As industry innovates, it’s inevitable that we’ll see more unique missions, both crewed and uncrewed, that test the limits of existing regulatory regimes. It’s especially important in these boundary cases that governments continue to foster efficient collaboration and engage in constructive dialogue with the private sector to limit undue burdens on the development of these invaluable applications.
AN INFLECTION POINT FOR LAUNCH
Similar to each of the last few years, 2024 will be the busiest year for launches in history at a pace of four per week on average. Blistering cadence aside, the coming year is expected to yield the first orbital flights of several heavy and super-heavy vehicles, namely ULA’s Vulcan, Blue Origin’s New Glenn, and SpaceX’s Starship – the last of which has the potential to be a Dreadnought moment for the industry.
Should its early-stage technical issues continue to be resolved, Starship’s immense capacity and anticipated reusability at low cost might unlock a host of applications previously assumed to be cost-prohibitive and technically improbable. It would offer the entire industry an opportunity to recalculate what is commercially viable or even physically possible. In the near-term, this might involve manifesting hundreds of spacecraft on a single vehicle and enabling a human return to the lunar surface. In the longer term, lower mass and volume constraints could enable terrestrial point-to-point transport, large-scale orbital infrastructure activities in earth orbit and in deep space, and eventually, crewed interplanetary missions.

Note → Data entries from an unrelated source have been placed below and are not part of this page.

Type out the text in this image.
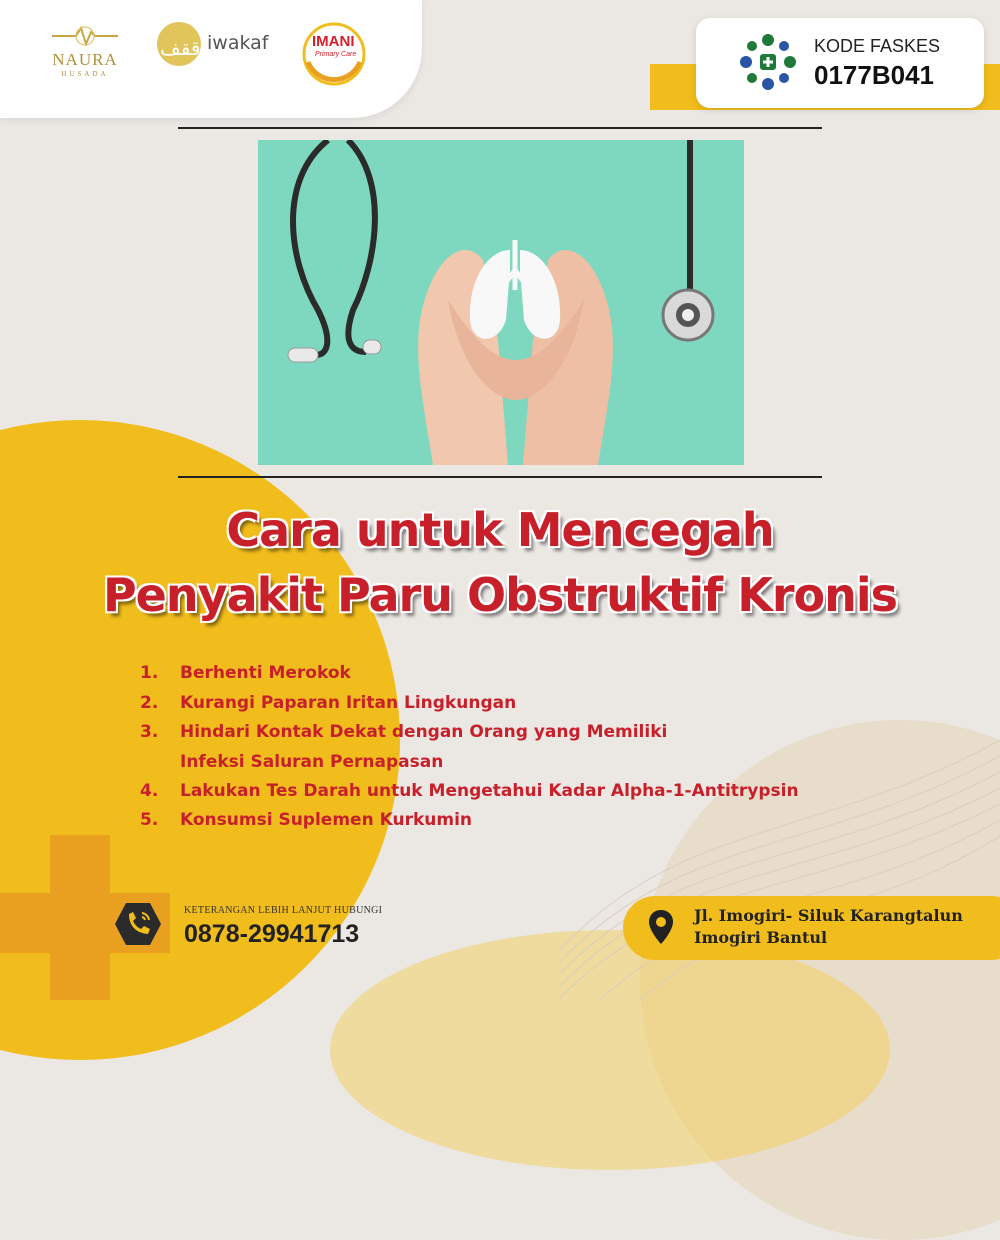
NAURA
HUSADA
ققف iwakaf	IMANI
Primary Care	KODE FASKES
0177B041
Cara untuk Mencegah
Penyakit Paru Obstruktif Kronis
1. Berhenti Merokok
2. Kurangi Paparan Iritan Lingkungan
3. Hindari Kontak Dekat dengan Orang yang Memiliki
Infeksi Saluran Pernapasan
4. Lakukan Tes Darah untuk Mengetahui Kadar Alpha-1-Antitrypsin
5. Konsumsi Suplemen Kurkumin
KETERANGAN LEBIH LANJUT HUBUNGI
0878-29941713
Jl. Imogiri- Siluk Karangtalun
Imogiri Bantul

RETURN OF INVESTMENT AND ECONOMIC RESILIENCY
While the space industry has experienced the macroeconomic pressures felt by every other industry globally, it has remained relatively resilient in the face of those pressures. Governments continue to finance private space activities at an unprecedented level for exploration and security, while private finance is returning to space at the start of 2024, in earlier stage rounds, off-earth investment, and defense-related space activities. Good companies will continue to close investment rounds bolstered by revenue, a rigorous understanding of their market segment, and even adaptability in space markets. Continued government, academic, and industry efforts to improve our accounting of the value of space activities will encourage continued entrepreneurship and investment.